C'est un trésor national que la France vient de perdre. Les Japonais, qui ont conscience de la beauté qu’il y a à préserver et transmettre, accordent à certaines personnes un statut très officiel de "trésor national vivant". Jacques Puisais, qui vient de disparaître à l’âge de 93 ans, aurait mérité ce statut, si la France était moins oublieuse. Parce qu’avec lui disparaît une masse de connaissances et de sagesse. On a cette impression d’assister à l’incendie de la bibliothèque de Constantinople.
Que dire de lui ? Qu’il était philosophe du goût. Qu’il était sans doute le plus fin connaisseur du patrimoine agricole et viticole français. Qu’il a classé en AOP une grande part des vignobles dont nous buvons avec délice les productions. Qu’il vivait à Chinon, au pays de François Rabelais, le premier des humanistes. Qu’il distinguait à l’aveugle la chair d’un coq vierge de celle d’un coq qui a vu la poule.
Un philosophe du goût, c’est d’abord quelqu’un qui a compris avant tout le monde l’importance fondamentale de ce que nous mangeons. La traçabilité, les circuits courts, la lutte contre l’industrialisation de l’agriculture, tout cela était présent dans ses réflexions il y a plus de quarante ans. Mais il l’articulait autour d’une pensée profondément humaniste.

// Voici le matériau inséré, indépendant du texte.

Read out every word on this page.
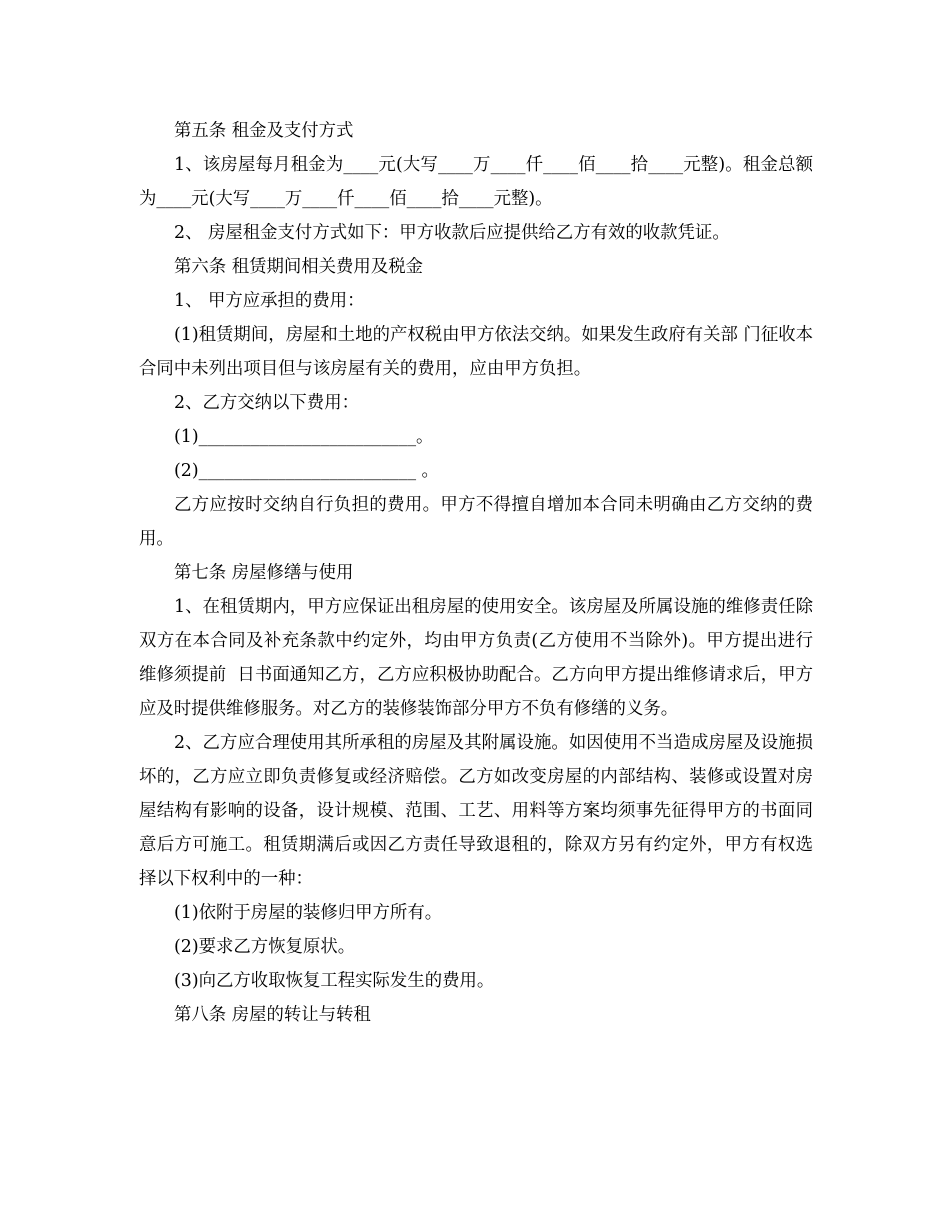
第五条 租金及支付方式

1、该房屋每月租金为____元(大写____万____仟____佰____拾____元整)。租金总额为____元(大写____万____仟____佰____拾____元整)。

2、 房屋租金支付方式如下：甲方收款后应提供给乙方有效的收款凭证。

第六条 租赁期间相关费用及税金

1、 甲方应承担的费用：

(1)租赁期间，房屋和土地的产权税由甲方依法交纳。如果发生政府有关部 门征收本合同中未列出项目但与该房屋有关的费用，应由甲方负担。

2、乙方交纳以下费用：

(1)_________________________。

(2)_________________________ 。

乙方应按时交纳自行负担的费用。甲方不得擅自增加本合同未明确由乙方交纳的费用。

第七条 房屋修缮与使用

1、在租赁期内，甲方应保证出租房屋的使用安全。该房屋及所属设施的维修责任除双方在本合同及补充条款中约定外，均由甲方负责(乙方使用不当除外)。甲方提出进行维修须提前  日书面通知乙方，乙方应积极协助配合。乙方向甲方提出维修请求后，甲方应及时提供维修服务。对乙方的装修装饰部分甲方不负有修缮的义务。

2、乙方应合理使用其所承租的房屋及其附属设施。如因使用不当造成房屋及设施损坏的，乙方应立即负责修复或经济赔偿。乙方如改变房屋的内部结构、装修或设置对房屋结构有影响的设备，设计规模、范围、工艺、用料等方案均须事先征得甲方的书面同意后方可施工。租赁期满后或因乙方责任导致退租的，除双方另有约定外，甲方有权选择以下权利中的一种：

(1)依附于房屋的装修归甲方所有。

(2)要求乙方恢复原状。

(3)向乙方收取恢复工程实际发生的费用。

第八条 房屋的转让与转租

Comment l’homme peut-il être heureux si on le coupe du lien essentiel qu’il entretient avec le monde qui l’entoure, avec le cycle du vivant, auquel il prend part lui-même ? Et ce lien, c’est celui qu’il noue à l’aide de ses cinq sens. C’est parce que nous percevons l’air, la lumière, parce que nous touchons les objets qui nous entourent que notre intelligence se développe. L’homme est façonné, construit par sa sensorialité, d’où ce concept de psychosensorialité forgé par Jacques Puisais.
Et parmi ces perceptions, il y a donc le goût. Le goût en tant qu’expérience qui fait intervenir les cinq sens. Que vous mangiez une pomme ou un morceau de pain, la façon dont vous allez nommer vos sensations, ce que vous racontent cette pomme ou ce pain, vont inscrire en vous un souvenir, un vécu. Et vous apprendrez à vous faire plaisir avec ces simples aliments si vous leur donnez du temps et si eux ont quelque chose à raconter, une histoire, une géographie, le travail d’un homme, plutôt qu’un processus industriel.
Jacques Puisais ne parlait pas de repas mais d’instant de table, comme une cérémonie dans laquelle nous sacrifions du vivant pour perpétuer notre propre vie. Et il avait passé sa vie, en fondant l’institut français du goût, à concevoir une pédagogie pour réapprendre aux enfants à goûter, à nommer leurs sensations et à s’émanciper des goûts préfabriqués dictés par la publicité. Il m’avait demandé il y a quelques années d’en prendre la présidence. Pour que nos enfants deviennent des adultes libres.